Security Issues Resolved
The following security issues were addressed in the 2023 R1 release.
Restricted File Types for File Import
The browser file upload dialogs in the Producer Portal and End-User Portal now restrict the types of files that can be imported. Valid file types depend on the product area and are as follows:
|
•
|
System > Configure > Import: *.jar |
|
•
|
Usage > Upload Historical Usage: *.csv |
|
•
|
Licenses > Manual Activation: *.xml |
|
•
|
Licenses > Manual Repair: *.xml |
|
•
|
Licenses > Manual Return: *.xml |
|
•
|
Devices > Offline Device Management > Generate license or confirm license reduction or return: *.xml, *.bin, *key |
|
•
|
Devices > Offline Device Management > Upload synchronization history: *.xml, *.bin, *.syncref |
|
•
|
Administer > Identities > Create Identity: *.bin |
|
•
|
Administer > Identities > Update Identity: *.bin |
|
•
|
Entitlements > List Entitlements > select an entitlement > Next > Web Register Key: *.xml |
|
•
|
License Support > Manual Return: *.xml |
|
•
|
License Support > Manual Repair: *.xml |
|
•
|
Devices > Offline Device Management > Generate license or confirm license reduction or return: *.xml, *.bin, *key |
|
•
|
Devices > Offline Device Management > Upload synchronization history: *.xml, *.bin, *.syncref |
|
•
|
Activation & Entitlements > Offline Trusted Activation: *.xml |
File Type Extensions in File Import no Longer Case Sensitive
When importing files into FlexNet Operations, the file extension is no longer treated as case sensitive.
Configuration Added for Avoiding Concurrent Sessions in Producer Portal and End-User Portal
A new configuration Prevent multiple browser sessions enables producers to disallow concurrent sessions in the Producer Portal and End-User Portal. The option is located under System > Configure > FlexNet Platform Server > General Options.
By default, multiple browser sessions are allowed.

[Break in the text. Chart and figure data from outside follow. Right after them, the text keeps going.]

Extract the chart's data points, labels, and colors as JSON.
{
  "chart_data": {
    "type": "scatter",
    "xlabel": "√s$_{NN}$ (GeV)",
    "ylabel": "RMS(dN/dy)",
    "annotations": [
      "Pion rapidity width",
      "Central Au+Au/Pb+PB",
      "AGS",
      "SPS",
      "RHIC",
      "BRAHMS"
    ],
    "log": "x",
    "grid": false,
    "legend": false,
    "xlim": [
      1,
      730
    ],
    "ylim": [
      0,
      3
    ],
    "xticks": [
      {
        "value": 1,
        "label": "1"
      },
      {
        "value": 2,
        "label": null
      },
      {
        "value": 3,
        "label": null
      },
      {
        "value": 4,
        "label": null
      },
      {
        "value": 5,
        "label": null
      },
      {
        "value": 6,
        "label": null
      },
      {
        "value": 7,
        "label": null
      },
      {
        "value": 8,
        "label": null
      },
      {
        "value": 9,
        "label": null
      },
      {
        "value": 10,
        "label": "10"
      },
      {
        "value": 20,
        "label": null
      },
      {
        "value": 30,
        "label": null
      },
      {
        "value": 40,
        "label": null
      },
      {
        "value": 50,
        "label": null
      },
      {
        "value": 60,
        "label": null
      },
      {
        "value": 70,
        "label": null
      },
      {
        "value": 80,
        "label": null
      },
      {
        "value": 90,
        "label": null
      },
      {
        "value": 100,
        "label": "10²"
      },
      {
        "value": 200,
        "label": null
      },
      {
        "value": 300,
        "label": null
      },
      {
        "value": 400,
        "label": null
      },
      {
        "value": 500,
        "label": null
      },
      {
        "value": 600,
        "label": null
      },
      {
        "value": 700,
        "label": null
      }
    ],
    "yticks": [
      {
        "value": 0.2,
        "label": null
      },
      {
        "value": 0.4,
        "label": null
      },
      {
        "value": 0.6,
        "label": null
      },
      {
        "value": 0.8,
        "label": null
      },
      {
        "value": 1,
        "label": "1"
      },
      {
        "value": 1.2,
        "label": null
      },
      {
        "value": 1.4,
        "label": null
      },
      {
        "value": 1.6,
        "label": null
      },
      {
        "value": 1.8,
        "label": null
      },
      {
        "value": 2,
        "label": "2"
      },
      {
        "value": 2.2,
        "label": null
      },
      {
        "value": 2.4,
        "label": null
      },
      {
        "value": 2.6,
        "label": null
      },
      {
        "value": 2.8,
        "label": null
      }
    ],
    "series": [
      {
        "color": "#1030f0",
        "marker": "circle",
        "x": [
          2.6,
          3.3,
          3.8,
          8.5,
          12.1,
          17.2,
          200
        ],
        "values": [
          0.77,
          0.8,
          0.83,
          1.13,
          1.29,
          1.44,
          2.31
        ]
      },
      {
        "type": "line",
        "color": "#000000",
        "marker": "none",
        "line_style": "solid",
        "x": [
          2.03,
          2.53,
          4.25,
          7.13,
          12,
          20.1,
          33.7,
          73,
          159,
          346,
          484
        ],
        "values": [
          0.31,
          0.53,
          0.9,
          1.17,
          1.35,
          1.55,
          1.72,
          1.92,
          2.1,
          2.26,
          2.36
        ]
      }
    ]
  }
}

When multiple browser sessions are disallowed, users can still open multiple tabs.
Configuration Added for Locking Out Users After Repeatedly Providing an Incorrect Security Answer
In the Producer Portal and End-User Portal, the password reset page is followed by a request for the correct response to the user's security question. Configuration options are now available to enable FlexNet Operations to lock out users after they repeatedly provided the wrong security answer:
|
•
|
System > Configure > Validators > Lock out user upon repeated security question attempts—Enable this option to lock out a user for a set amount of time after they repeatedly provided the wrong security answer when attempting to reset their password. The number of consecutive failed attempts is defined as part of the FlexNet Platform Server configuration, under System > Configure > FlexNet Platform Server > Consecutive attempts to provide correct security answer. |
|
•
|
System > Configure > Validators > Lockout period after failed security question attempts—The number of minutes a user is locked out before allowed to answer the security question again. |
These parameters work in conjunction with the following parameter, which sets the limit on the number of consecutive security question attempts allowed before a user is locked out.
System > Configure > FlexNet Platform Server > General Options > Consecutive attempts to provide correct security answer
Any error messages that are displayed as a result of the user entering the wrong security answer are currently available in English only.
This added functionality is part of an ongoing effort to improve overall FlexNet Operations security.
Third-Party Component moment.js Upgrade
moment.js has been upgraded to version 2.29.3 to address potential security issues.